The Japanese guys from Toyota have already started their testing of the plug-in Prius on the streets of France. They are doing these tests in partnership with EDF (Électricité de France). They are testing their Toyota PHEVs with the help of their employees in a real urban environment. They have already built a charger infrastructure and a method for charging the users’ pockets, incorporated in the vehicle’s software.
Their PHEVs have NiMH batteries, following that the future models to be equipped with Li-Ion batteries, for extended range and increased power. For the moment, the Prius in an all-electric mode can travel for 8 miles if the speed does not exceed 62mph. That’s ok, knowing that urban areas don’t require this speed, nor breath-taking accelerations from 0 to 60, so the vehicle’s independence might be higher.

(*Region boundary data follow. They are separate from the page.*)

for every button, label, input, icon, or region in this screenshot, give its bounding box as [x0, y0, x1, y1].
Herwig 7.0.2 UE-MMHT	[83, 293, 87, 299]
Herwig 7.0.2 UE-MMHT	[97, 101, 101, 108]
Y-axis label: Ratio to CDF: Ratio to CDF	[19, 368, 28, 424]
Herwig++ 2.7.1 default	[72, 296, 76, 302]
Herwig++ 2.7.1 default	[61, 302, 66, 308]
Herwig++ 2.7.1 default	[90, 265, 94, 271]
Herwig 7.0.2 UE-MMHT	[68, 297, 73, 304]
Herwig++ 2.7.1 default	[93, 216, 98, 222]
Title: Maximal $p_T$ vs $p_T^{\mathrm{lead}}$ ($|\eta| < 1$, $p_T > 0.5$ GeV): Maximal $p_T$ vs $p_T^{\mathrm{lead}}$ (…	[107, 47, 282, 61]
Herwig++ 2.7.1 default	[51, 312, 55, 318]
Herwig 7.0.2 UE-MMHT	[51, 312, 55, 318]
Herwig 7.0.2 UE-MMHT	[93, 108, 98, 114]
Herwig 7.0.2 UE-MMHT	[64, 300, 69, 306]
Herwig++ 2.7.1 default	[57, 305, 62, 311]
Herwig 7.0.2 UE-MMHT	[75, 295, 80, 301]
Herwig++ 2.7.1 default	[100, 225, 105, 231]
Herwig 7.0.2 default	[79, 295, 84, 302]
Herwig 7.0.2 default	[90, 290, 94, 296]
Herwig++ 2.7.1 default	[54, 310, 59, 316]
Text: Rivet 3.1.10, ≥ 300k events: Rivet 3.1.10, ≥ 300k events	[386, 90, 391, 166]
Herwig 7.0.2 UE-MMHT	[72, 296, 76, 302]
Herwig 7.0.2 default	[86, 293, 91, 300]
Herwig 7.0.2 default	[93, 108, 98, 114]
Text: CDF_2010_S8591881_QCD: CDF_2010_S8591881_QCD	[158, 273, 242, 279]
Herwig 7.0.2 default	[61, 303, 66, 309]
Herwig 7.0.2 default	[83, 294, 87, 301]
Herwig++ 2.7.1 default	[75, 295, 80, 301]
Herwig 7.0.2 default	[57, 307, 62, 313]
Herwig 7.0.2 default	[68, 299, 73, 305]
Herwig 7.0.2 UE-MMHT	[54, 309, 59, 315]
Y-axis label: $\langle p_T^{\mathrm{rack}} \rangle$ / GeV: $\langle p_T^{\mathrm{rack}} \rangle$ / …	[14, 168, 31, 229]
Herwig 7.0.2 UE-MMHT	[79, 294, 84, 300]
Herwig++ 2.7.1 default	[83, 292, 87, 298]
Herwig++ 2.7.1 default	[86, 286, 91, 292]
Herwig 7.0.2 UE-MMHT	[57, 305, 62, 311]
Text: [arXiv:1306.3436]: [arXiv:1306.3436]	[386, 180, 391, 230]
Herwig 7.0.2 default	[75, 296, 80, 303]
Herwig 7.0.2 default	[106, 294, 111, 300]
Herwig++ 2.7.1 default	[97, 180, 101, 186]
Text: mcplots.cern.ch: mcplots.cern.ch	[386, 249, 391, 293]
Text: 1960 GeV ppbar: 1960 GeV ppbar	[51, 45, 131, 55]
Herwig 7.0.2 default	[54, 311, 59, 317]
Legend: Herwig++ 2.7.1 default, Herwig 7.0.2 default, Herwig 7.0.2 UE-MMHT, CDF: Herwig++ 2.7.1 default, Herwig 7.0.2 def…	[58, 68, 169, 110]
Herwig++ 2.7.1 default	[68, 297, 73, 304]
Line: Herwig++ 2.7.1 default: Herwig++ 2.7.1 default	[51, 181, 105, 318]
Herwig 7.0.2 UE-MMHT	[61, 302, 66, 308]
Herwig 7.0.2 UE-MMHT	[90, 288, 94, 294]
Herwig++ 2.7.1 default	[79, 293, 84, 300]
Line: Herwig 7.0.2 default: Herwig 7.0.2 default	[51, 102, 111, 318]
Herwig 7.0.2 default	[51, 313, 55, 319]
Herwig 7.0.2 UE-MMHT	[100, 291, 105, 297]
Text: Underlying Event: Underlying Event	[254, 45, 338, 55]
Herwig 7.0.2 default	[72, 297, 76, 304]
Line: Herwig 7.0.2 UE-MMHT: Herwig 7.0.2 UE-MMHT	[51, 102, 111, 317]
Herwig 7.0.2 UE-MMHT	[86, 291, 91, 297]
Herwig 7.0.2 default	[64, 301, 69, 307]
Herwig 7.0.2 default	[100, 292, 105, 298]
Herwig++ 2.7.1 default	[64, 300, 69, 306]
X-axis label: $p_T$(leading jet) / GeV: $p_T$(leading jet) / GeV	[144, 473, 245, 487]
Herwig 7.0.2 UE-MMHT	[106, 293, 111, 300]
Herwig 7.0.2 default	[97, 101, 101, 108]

Early test results indicate that fuel efficiency of the Prius PHEV prototype is significantly higher than current Prius. For example, for trips up to 15.5 miles, the PHEV consumes roughly 60% less fuel than Toyota’s hybrid Prius. In other words, for these short trips the car is getting approximately 125 mpg. Not bad for a plug-in using NiMh batteries.
With this PHEV experiment, Toyota is reducing its carbon footprint acquired at the making of the car, known for being highly pollutive, partly for transporting the parts from one country to another, and partly from extracting the Nickel from Canada, destroying the local forests.